I imagined myself back in the triage room. One of the basic rules of triage is the ABC:

A – his airway was clear, although his nose still had a trickle of blood coming from it.

B – judging by the groans of pain his breathing was fine.

And as for his C – well, he hadn’t passed out and he was able to sit so he had an adequate circulation.

Clearly something was wrong and causing a lot of pain, but it was probably not life threatening just yet. I asked him what had happened.

‘Please just do something … it’s killing me.’

I promised Steve I would do something shortly, but stressed that I did need to know what happened.

Steve had been jumping for a shot when he received an elbow to the nose and came down on his right shoulder. He said he hadn’t hit his head or lost consciousness.

It’s tempting to tackle the most obvious injury first, and while I could see him clutching his arm, I wanted to be doubly sure to rule out any possible head injury and anything more substantial than a bleeding nose. Alongside the A, B, C is an often unknown little addition, another C, for C-spine.

C-spine, in other words, the bones that make up your neck, should always be checked for injury before moving a patient. The problem is, I’ve only ever assisted the doctors when they do such things. I’m the one who leads the ‘log-roll’ when turning patients with possible back injuries. I’m the one who holds the neck still while the doctor gently prods his finger around the back of the neck. If I stuff up and make a sudden move, it can mean a patient is paralysed for life. But now it was up to me to decide the best course of action.

‘Is your neck sore?’ I asked.

‘It’s my arm, please just fix the bloody arm, please do something,’ he begged. But I didn’t get a definitive ‘yes’ or ‘no’, and I had to be sure.

‘I’m sorry mate, I’ll get to the arm next, but I have to know for sure. Were you knocked out at all, and is the back of your head or neck sore?’

‘Geez, they’re fine, the arm, please …’

To be 100 per cent confident, I placed my fingers on the back of his neck and he denied feeling any pain when I gently pushed.
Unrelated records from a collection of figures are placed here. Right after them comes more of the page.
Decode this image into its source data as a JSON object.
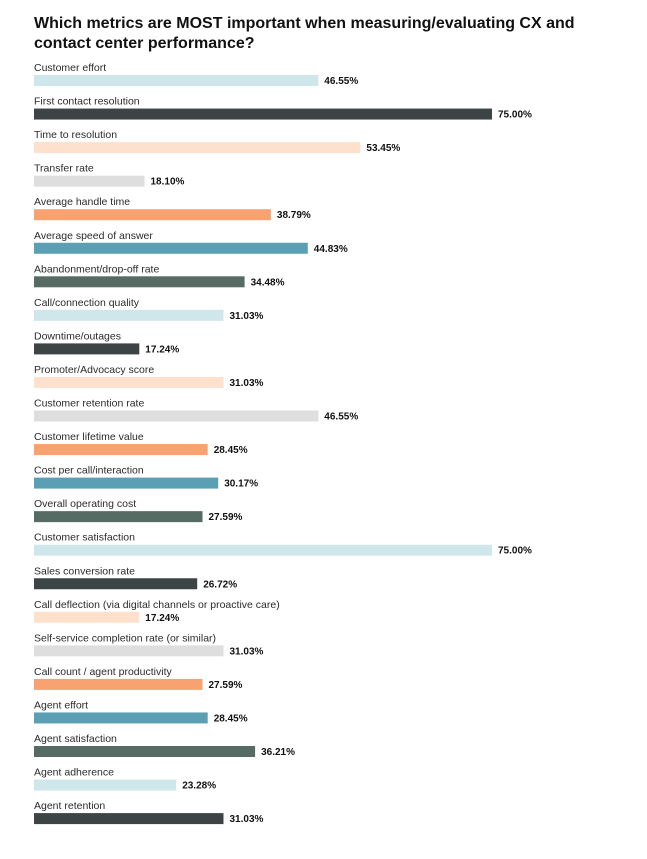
{
  "chart_data": {
    "type": "bar",
    "orientation": "horizontal",
    "title": "Which metrics are MOST important when measuring/evaluating CX and contact center performance?",
    "value_suffix": "%",
    "xlim": [
      0,
      75
    ],
    "grid": false,
    "legend": "none",
    "palette": [
      "#cfe6eb",
      "#3d4446",
      "#fde1cd",
      "#dedede",
      "#f9a271",
      "#5b9fb4",
      "#556b64"
    ],
    "categories": [
      "Customer effort",
      "First contact resolution",
      "Time to resolution",
      "Transfer rate",
      "Average handle time",
      "Average speed of answer",
      "Abandonment/drop-off rate",
      "Call/connection quality",
      "Downtime/outages",
      "Promoter/Advocacy score",
      "Customer retention rate",
      "Customer lifetime value",
      "Cost per call/interaction",
      "Overall operating cost",
      "Customer satisfaction",
      "Sales conversion rate",
      "Call deflection (via digital channels or proactive care)",
      "Self-service completion rate (or similar)",
      "Call count / agent productivity",
      "Agent effort",
      "Agent satisfaction",
      "Agent adherence",
      "Agent retention"
    ],
    "values": [
      46.55,
      75.0,
      53.45,
      18.1,
      38.79,
      44.83,
      34.48,
      31.03,
      17.24,
      31.03,
      46.55,
      28.45,
      30.17,
      27.59,
      75.0,
      26.72,
      17.24,
      31.03,
      27.59,
      28.45,
      36.21,
      23.28,
      31.03
    ],
    "value_labels": [
      "46.55%",
      "75.00%",
      "53.45%",
      "18.10%",
      "38.79%",
      "44.83%",
      "34.48%",
      "31.03%",
      "17.24%",
      "31.03%",
      "46.55%",
      "28.45%",
      "30.17%",
      "27.59%",
      "75.00%",
      "26.72%",
      "17.24%",
      "31.03%",
      "27.59%",
      "28.45%",
      "36.21%",
      "23.28%",
      "31.03%"
    ]
  }
}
I moved on to the arm.

I asked Steve to sit up straight and he tried, but he wouldn’t let go of his right arm. ‘It’s too painful, I just can’t.’ He had straightened enough for me to see that his right shoulder was not the same as the left. It was obviously dislocated. I checked the pulse on his right wrist and felt his hands. His pulse was strong and his hand warm. No circulation problems there … yet.
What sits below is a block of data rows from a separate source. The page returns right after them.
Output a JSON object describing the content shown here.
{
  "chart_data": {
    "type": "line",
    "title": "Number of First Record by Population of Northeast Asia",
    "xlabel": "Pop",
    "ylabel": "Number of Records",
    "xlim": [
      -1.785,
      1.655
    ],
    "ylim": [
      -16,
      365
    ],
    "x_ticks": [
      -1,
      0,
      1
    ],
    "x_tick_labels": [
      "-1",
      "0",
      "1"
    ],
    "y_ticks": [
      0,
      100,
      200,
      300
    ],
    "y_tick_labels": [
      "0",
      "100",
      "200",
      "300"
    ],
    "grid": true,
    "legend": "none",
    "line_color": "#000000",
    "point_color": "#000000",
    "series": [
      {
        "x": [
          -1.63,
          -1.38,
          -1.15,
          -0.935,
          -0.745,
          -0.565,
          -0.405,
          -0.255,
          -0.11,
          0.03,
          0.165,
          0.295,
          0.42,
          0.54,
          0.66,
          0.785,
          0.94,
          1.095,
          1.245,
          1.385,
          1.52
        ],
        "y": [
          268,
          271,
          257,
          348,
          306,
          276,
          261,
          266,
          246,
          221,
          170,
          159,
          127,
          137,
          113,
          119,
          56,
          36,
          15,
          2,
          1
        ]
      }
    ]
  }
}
Not all shoulder dislocations are obvious, especially in the hospital setting where we see people of all ages and sizes. The size of a person can make it difficult to tell. Often frail people don’t even need to have an accident or any overt force involved to dislocate a joint, and their statures make it hard to see if something’s out of sorts. But a seventeen-year-old boy on the basketball team is likely to be tall and skinny. The poor lad didn’t have enough flesh on him to hide anything.
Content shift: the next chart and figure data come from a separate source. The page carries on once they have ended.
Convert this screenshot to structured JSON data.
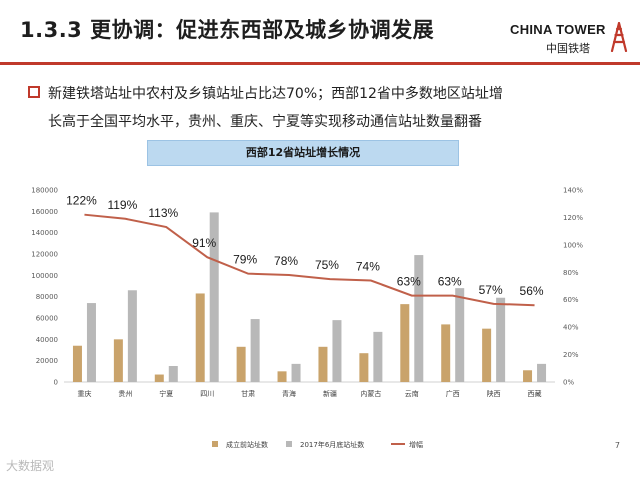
{
  "header": {
    "title": "1.3.3 更协调：促进东西部及城乡协调发展",
    "logo_en": "CHINA TOWER",
    "logo_cn": "中国铁塔",
    "accent": "#c0392b"
  },
  "bullet": {
    "line1": "新建铁塔站址中农村及乡镇站址占比达70%；西部12省中多数地区站址增",
    "line2": "长高于全国平均水平，贵州、重庆、宁夏等实现移动通信站址数量翻番"
  },
  "chart_title": "西部12省站址增长情况",
  "chart_data": {
    "type": "bar",
    "categories": [
      "重庆",
      "贵州",
      "宁夏",
      "四川",
      "甘肃",
      "青海",
      "新疆",
      "内蒙古",
      "云南",
      "广西",
      "陕西",
      "西藏"
    ],
    "series": [
      {
        "name": "成立前站址数",
        "type": "bar",
        "axis": "left",
        "color": "#c9a36b",
        "values": [
          34000,
          40000,
          7000,
          83000,
          33000,
          10000,
          33000,
          27000,
          73000,
          54000,
          50000,
          11000
        ]
      },
      {
        "name": "2017年6月底站址数",
        "type": "bar",
        "axis": "left",
        "color": "#b8b8b8",
        "values": [
          74000,
          86000,
          15000,
          159000,
          59000,
          17000,
          58000,
          47000,
          119000,
          88000,
          79000,
          17000
        ]
      },
      {
        "name": "增幅",
        "type": "line",
        "axis": "right",
        "color": "#c0604a",
        "values": [
          122,
          119,
          113,
          91,
          79,
          78,
          75,
          74,
          63,
          63,
          57,
          56
        ],
        "labels": [
          "122%",
          "119%",
          "113%",
          "91%",
          "79%",
          "78%",
          "75%",
          "74%",
          "63%",
          "63%",
          "57%",
          "56%"
        ]
      }
    ],
    "y_left": {
      "min": 0,
      "max": 180000,
      "ticks": [
        "0",
        "20000",
        "40000",
        "60000",
        "80000",
        "100000",
        "120000",
        "140000",
        "160000",
        "180000"
      ]
    },
    "y_right": {
      "min": 0,
      "max": 140,
      "ticks": [
        "0%",
        "20%",
        "40%",
        "60%",
        "80%",
        "100%",
        "120%",
        "140%"
      ]
    },
    "grid": false,
    "legend_position": "bottom"
  },
  "footer": {
    "page_number": "7",
    "watermark": "大数据观"
  }
}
My clinic was only 100 metres away and with the help of Brian and James we managed to get Steve lying on the examination table. I tried calling Dr Fritz but got no answer. I remembered that this was one of the few weekends he had off; we were alone.

‘Fuck!’ Steve was trying to find a comfortable position but not succeeding. ‘Just fucking do something, fuck, fuck, fuck …’ He carried on screaming, pleading, while I didn’t have the courage to tell him that there was no doctor.

Steve had found the best position to ease the pain a little. He was lying face down on the examination table with his right arm hanging down off the side. ‘Please do something soon. I can’t take this anymore.’

In such instances the emergency call was directed to the next village over, usually a thirty-minute drive away. The next option was the ambulance, but the nearest ambulance was forty minutes away, which would mean at least an hour and a half before he got to hospital. My other option was to take him by car, screaming all the way. With such limited and unappealing choices, I opted for driving.